In an era of technological improvements in several industries, mining included. Professor Clay
Christensen arose in 1997 with a new theory called Disruptive Innovation. The Professor defines
this theory as transforming a product that was historically too expensive and complicated that
only a few could afford into one much more affordable and accessible that a larger population
has access to. Following this line of thinking, it can be understood why new technologies such as
automation, digital twinning, machine learning, and the like have gained more popularity inside
the mining industry. The main reason would be the economic and technical accessibility of these
technologies in the past years.
Furthermore, the Professor elaborates on the dilemma that companies face when developing a
new product: they must choose between making a better product and selling it for a higher price
or developing a worst product that can ruin their margins. He called it the Innovator’s Dilemma.
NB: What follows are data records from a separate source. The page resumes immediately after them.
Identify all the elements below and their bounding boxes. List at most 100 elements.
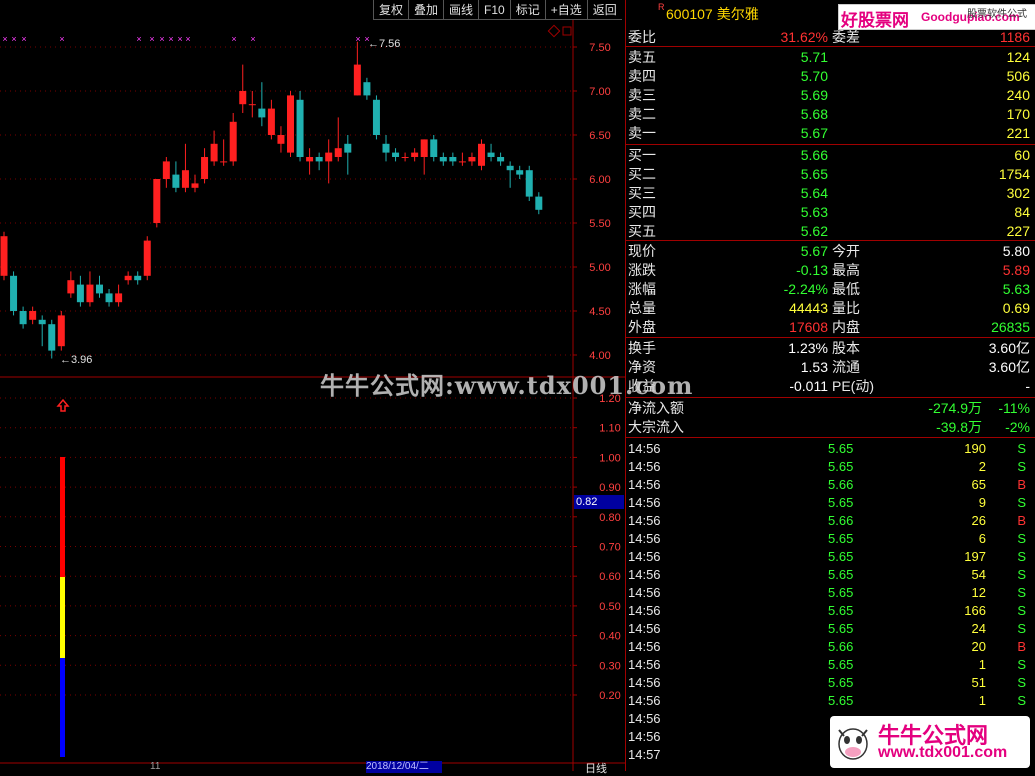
sell-level-row: 卖二 5.68 170 <box>628 106 1030 122</box>
buy-level-row: 买一 5.66 60 <box>628 147 1030 163</box>
candle-body <box>334 148 342 157</box>
stock-code: 600107 <box>666 6 713 22</box>
indicator-tick-label: 0.60 <box>599 571 620 583</box>
price-tick-label: 6.00 <box>589 174 610 186</box>
candle-body <box>86 284 94 303</box>
tick-row: 14:56 5.65 197 S <box>628 549 1026 564</box>
cow-logo-icon <box>838 728 868 760</box>
candle-body <box>411 152 419 157</box>
candle-body <box>201 157 209 179</box>
candle-body <box>153 179 161 223</box>
candle-body <box>0 236 8 276</box>
signal-marker: × <box>355 34 360 44</box>
stat2-row: 换手 1.23% 股本 3.60亿 <box>628 340 1030 356</box>
sell-level-row: 卖一 5.67 221 <box>628 125 1030 141</box>
buy-level-row: 买三 5.64 302 <box>628 185 1030 201</box>
signal-marker: × <box>11 34 16 44</box>
candle-body <box>48 324 56 351</box>
indicator-tick-label: 0.80 <box>599 512 620 524</box>
candle-body <box>258 108 266 118</box>
candle-body <box>401 157 409 158</box>
candle-body <box>29 311 37 320</box>
indicator-tick-label: 0.40 <box>599 631 620 643</box>
signal-marker: × <box>21 34 26 44</box>
price-tick-label: 7.00 <box>589 86 610 98</box>
candle-body <box>115 293 123 303</box>
price-tick-label: 7.50 <box>589 42 610 54</box>
candle-body <box>449 157 457 162</box>
sell-level-row: 卖三 5.69 240 <box>628 87 1030 103</box>
indicator-value-box: 0.82 <box>574 495 624 509</box>
fund-flow-row: 大宗流入 -39.8万 -2% <box>628 419 1030 435</box>
signal-marker: × <box>250 34 255 44</box>
candle-body <box>124 275 132 281</box>
candle-body <box>516 170 524 175</box>
indicator-tick-label: 0.20 <box>599 690 620 702</box>
toolbar-f10-button[interactable]: F10 <box>478 0 510 20</box>
indicator-tick-label: 0.30 <box>599 660 620 672</box>
indicator-bar <box>60 577 65 658</box>
candle-body <box>439 157 447 162</box>
tick-row: 14:56 5.65 24 S <box>628 621 1026 636</box>
candle-body <box>296 99 304 157</box>
candle-body <box>506 165 514 171</box>
tick-row: 14:56 5.65 2 S <box>628 459 1026 474</box>
toolbar-draw-button[interactable]: 画线 <box>443 0 479 20</box>
candle-body <box>191 183 199 188</box>
price-tick-label: 6.50 <box>589 130 610 142</box>
stock-title: R 600107 美尔雅 <box>658 2 759 24</box>
candle-body <box>420 139 428 157</box>
tick-row: 14:56 5.65 1 S <box>628 657 1026 672</box>
candle-body <box>353 64 361 96</box>
candle-body <box>172 174 180 188</box>
signal-marker: × <box>177 34 182 44</box>
candle-body <box>372 99 380 135</box>
window-icon <box>562 26 572 36</box>
toolbar-overlay-button[interactable]: 叠加 <box>408 0 444 20</box>
stock-name: 美尔雅 <box>716 6 759 22</box>
site-logo: 好股票网 Goodgupiao.com 股票软件公式 <box>838 4 1035 30</box>
toolbar-mark-button[interactable]: 标记 <box>509 0 545 20</box>
candle-body <box>487 152 495 157</box>
watermark-corner: 牛牛公式网 www.tdx001.com <box>830 716 1030 768</box>
candle-body <box>134 275 142 281</box>
high-price-label: ←7.56 <box>368 38 401 50</box>
candle-body <box>67 280 75 294</box>
price-tick-label: 4.00 <box>589 350 610 362</box>
date-label: 2018/12/04/二 <box>366 761 442 773</box>
candle-body <box>220 161 228 163</box>
indicator-bar <box>60 658 65 757</box>
toolbar-back-button[interactable]: 返回 <box>586 0 622 20</box>
candle-body <box>497 157 505 162</box>
stat-row: 外盘 17608 内盘 26835 <box>628 319 1030 335</box>
tick-row: 14:56 5.65 51 S <box>628 675 1026 690</box>
candle-body <box>143 240 151 276</box>
candle-body <box>344 143 352 153</box>
toolbar-fuquan-button[interactable]: 复权 <box>373 0 409 20</box>
signal-marker: × <box>231 34 236 44</box>
tick-row: 14:56 5.65 12 S <box>628 585 1026 600</box>
toolbar-add-watchlist-button[interactable]: +自选 <box>544 0 587 20</box>
buy-signal-arrow-icon <box>56 398 70 412</box>
candle-body <box>267 108 275 135</box>
indicator-tick-label: 1.00 <box>599 452 620 464</box>
candle-body <box>468 157 476 162</box>
buy-level-row: 买五 5.62 227 <box>628 223 1030 239</box>
candle-body <box>525 170 533 197</box>
indicator-tick-label: 0.90 <box>599 482 620 494</box>
candle-body <box>76 284 84 303</box>
chart-toolbar: 复权 叠加 画线 F10 标记 +自选 返回 <box>373 0 622 20</box>
stat-row: 涨跌 -0.13 最高 5.89 <box>628 262 1030 278</box>
tick-row: 14:56 5.65 9 S <box>628 495 1026 510</box>
period-label[interactable]: 日线 <box>585 760 607 776</box>
candle-body <box>239 91 247 105</box>
stat-row: 涨幅 -2.24% 最低 5.63 <box>628 281 1030 297</box>
signal-marker: × <box>185 34 190 44</box>
fund-flow-row: 净流入额 -274.9万 -11% <box>628 400 1030 416</box>
candle-body <box>10 275 18 311</box>
candle-body <box>96 284 103 294</box>
indicator-bar <box>60 457 65 577</box>
candle-body <box>19 311 27 325</box>
candle-body <box>57 315 65 347</box>
stat-row: 总量 44443 量比 0.69 <box>628 300 1030 316</box>
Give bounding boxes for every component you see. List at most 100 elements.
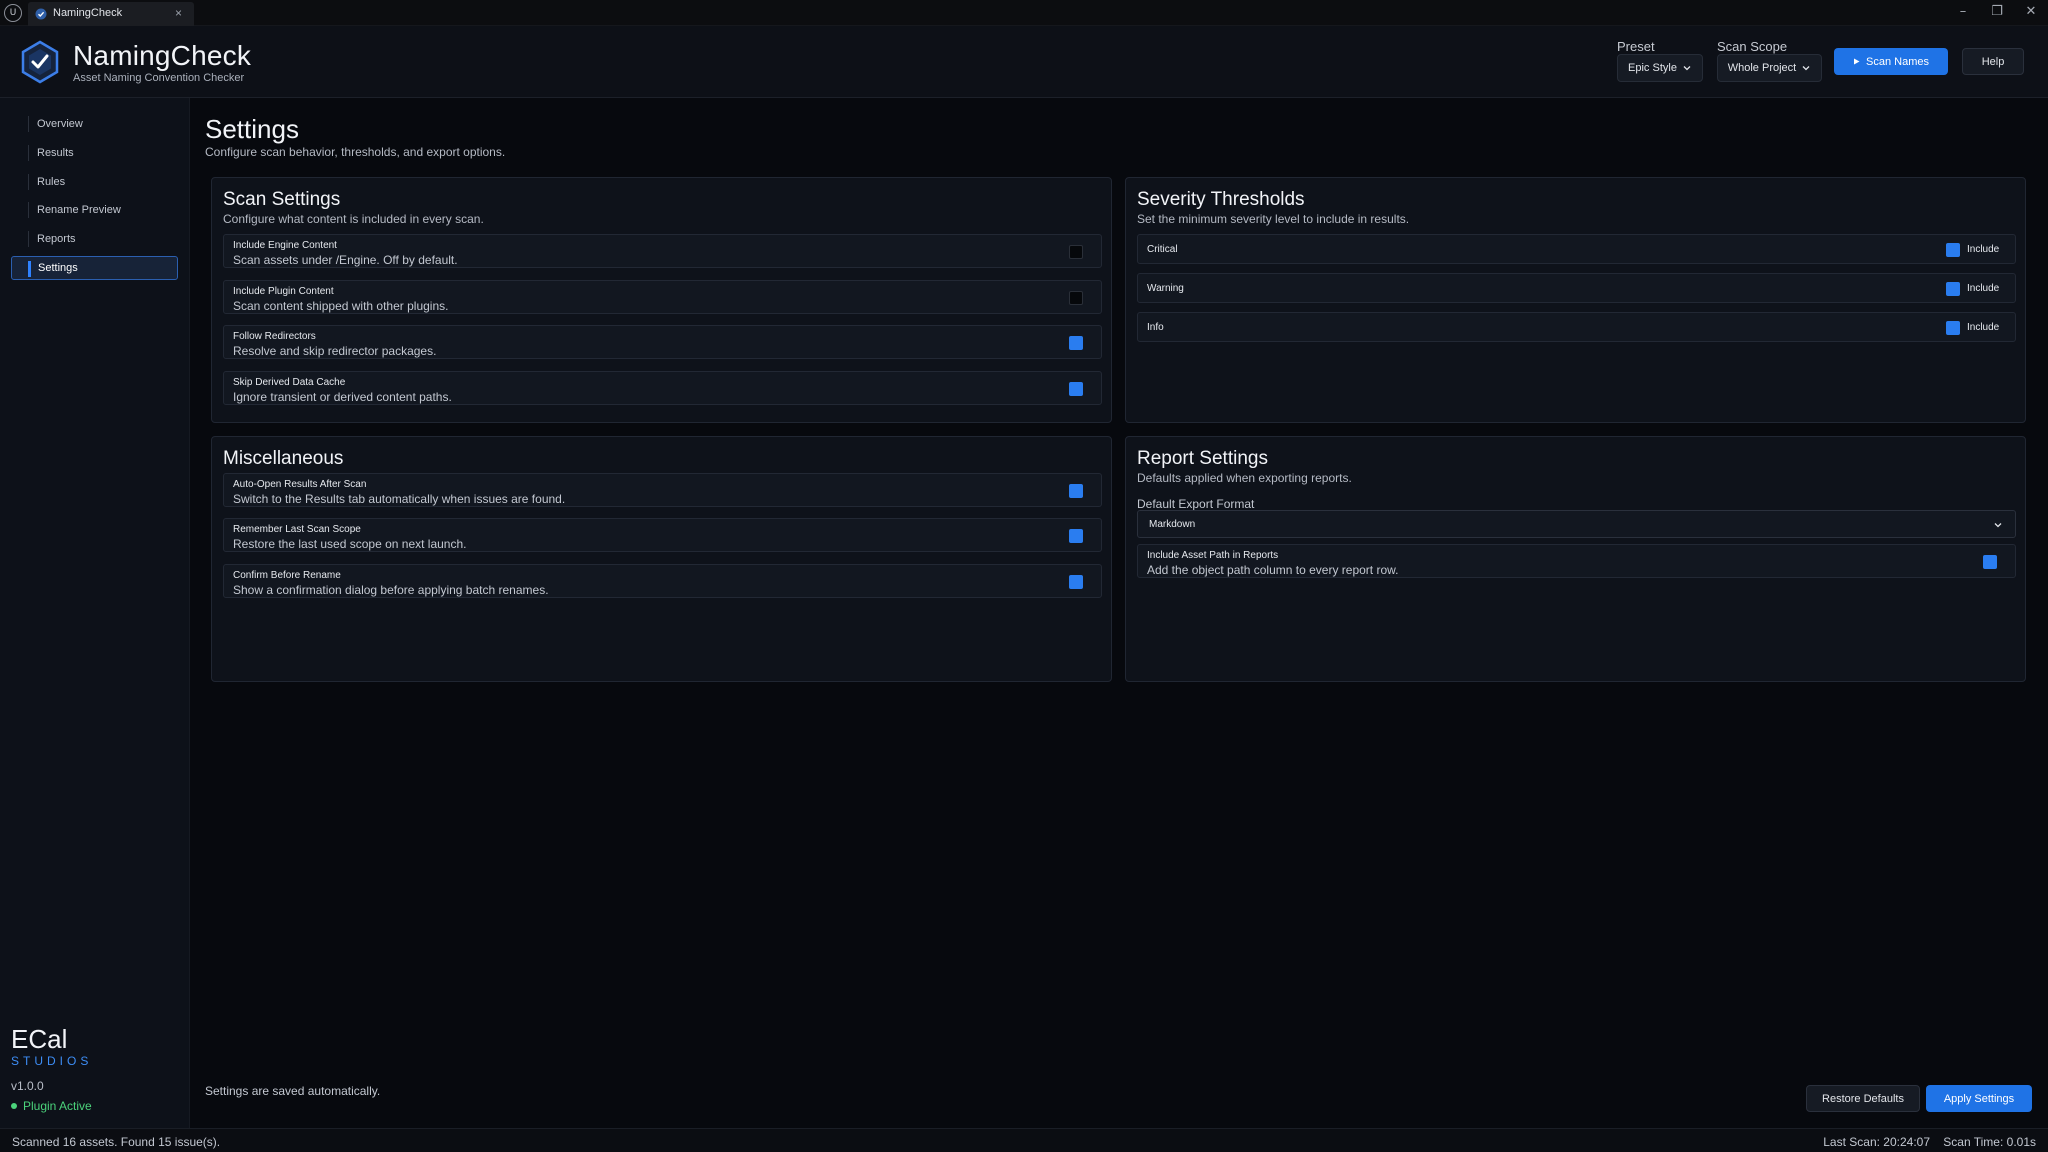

This dilemma can be seen in the autonomous trucks market, where bigger competitors such as
Komatsu, Caterpillar, Volvo, and others decided to invest in developing this technology than
producing lower-cost trucks.
Finally, it will be valuable to watch another video about Professor Christensen talking about his
theory at Oxford University (first link below). He explained the idea of efficiency innovation
against disruptive innovation and how companies manage capital between these two stages. He
said that companies look forward to having better financial ratios by not investing their capital.
Extrapolating this concept to the mining industry can explain why companies have put more
effort into optimizing existing technologies over decades than generating any disruptive
innovation due to the high capital required.